The FDA is warning that transvaginal placement of surgical mesh is a risky procedure that can cause serious complications. Surgical mesh is frequently used in place of stitches to repair pelvic organ prolapse (POP) and stress urinary incontinence (SUI).

Pelvic organ prolapse is a form of hernia. A hernia occurs when part of an organ or tissue bulges through a weak area of muscle. During pelvic organ prolapse, the tissues that hold the pelvic organs in place become weakened. This weakening causes the pelvic organs, such as the bladder and uterus, to bulge, or prolapse, into the vagina.

Stress urinary incontinence is an involuntary leakage of urine that occurs during physical activity, such as coughing, laughing, or exercise. Like POP, SUI is caused in some cases by weakened pelvic muscles.
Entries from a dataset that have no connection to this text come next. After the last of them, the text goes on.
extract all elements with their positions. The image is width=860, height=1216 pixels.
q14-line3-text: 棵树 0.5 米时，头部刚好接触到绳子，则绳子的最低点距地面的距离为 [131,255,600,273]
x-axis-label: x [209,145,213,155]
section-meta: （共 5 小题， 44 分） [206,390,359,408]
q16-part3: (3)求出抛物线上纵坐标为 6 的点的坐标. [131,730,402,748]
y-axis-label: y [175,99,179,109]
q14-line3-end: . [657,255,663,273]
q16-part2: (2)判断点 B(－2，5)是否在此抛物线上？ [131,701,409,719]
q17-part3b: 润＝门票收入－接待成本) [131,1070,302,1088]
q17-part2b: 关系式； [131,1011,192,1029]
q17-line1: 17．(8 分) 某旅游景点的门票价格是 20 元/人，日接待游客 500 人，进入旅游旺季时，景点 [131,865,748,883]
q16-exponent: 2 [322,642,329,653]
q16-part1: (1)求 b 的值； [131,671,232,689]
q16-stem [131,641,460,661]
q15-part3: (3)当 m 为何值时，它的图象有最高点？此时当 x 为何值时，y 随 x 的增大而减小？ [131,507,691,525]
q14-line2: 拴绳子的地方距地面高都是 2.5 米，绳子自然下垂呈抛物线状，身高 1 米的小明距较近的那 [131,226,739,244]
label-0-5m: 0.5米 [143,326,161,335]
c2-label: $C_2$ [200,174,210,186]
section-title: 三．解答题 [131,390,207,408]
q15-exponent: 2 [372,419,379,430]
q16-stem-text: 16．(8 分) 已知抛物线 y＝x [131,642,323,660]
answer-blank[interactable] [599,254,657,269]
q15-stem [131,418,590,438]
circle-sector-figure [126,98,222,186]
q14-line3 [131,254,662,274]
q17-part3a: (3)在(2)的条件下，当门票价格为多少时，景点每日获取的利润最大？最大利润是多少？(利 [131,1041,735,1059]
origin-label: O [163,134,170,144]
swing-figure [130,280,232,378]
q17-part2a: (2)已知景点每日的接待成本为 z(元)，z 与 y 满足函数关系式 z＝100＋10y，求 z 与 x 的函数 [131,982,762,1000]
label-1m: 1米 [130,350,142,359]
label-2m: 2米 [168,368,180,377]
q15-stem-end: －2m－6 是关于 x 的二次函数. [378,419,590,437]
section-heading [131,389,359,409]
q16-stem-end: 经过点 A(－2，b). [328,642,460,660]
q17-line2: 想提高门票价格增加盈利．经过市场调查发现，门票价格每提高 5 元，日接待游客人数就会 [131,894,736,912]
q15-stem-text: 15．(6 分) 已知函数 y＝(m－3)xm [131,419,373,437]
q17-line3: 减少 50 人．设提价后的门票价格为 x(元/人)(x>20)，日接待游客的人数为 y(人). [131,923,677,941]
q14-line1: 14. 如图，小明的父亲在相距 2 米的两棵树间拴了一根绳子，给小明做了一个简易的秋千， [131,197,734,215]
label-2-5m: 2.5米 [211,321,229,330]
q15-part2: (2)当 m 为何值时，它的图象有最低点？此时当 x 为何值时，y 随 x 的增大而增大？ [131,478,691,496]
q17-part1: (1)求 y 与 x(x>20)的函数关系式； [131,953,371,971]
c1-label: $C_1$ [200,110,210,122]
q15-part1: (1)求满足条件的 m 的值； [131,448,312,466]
During POP surgery, doctors can insert surgical mesh to reinforce the weakened pelvic muscles. Likewise, in SUI surgery, surgical mesh can be implanted to support the urethra. Unfortunately, frequent complications have arisen in the aftermath of these procedures, including mesh exposure through the vagina, urinary problems, infection, pain, bleeding, and even organ perforation. These complications can be debilitating and may require further treatment and hospitalization. In some cases, further treatment and surgery will not be able to resolve the complications.

After a systematic review of information on surgical mesh, the FDA found that the use of surgical mesh gives rise to risks not present in traditional, non-mesh surgery. Furthermore, the FDA found no evidence that surgery with mesh provides additional benefits compared to non-mesh surgery.

The FDA is now urging health care providers to recognize that POP can be successfully repaired without the use of surgical mesh. The FDA is also advising patients to educate themselves on the risks associated with procedure and speak with their doctors about alternative treatment options. Patients who have already suffered complications from surgical mesh placement may be entitled to compensation for damages such as lost wages, medical bills, and pain and suffering.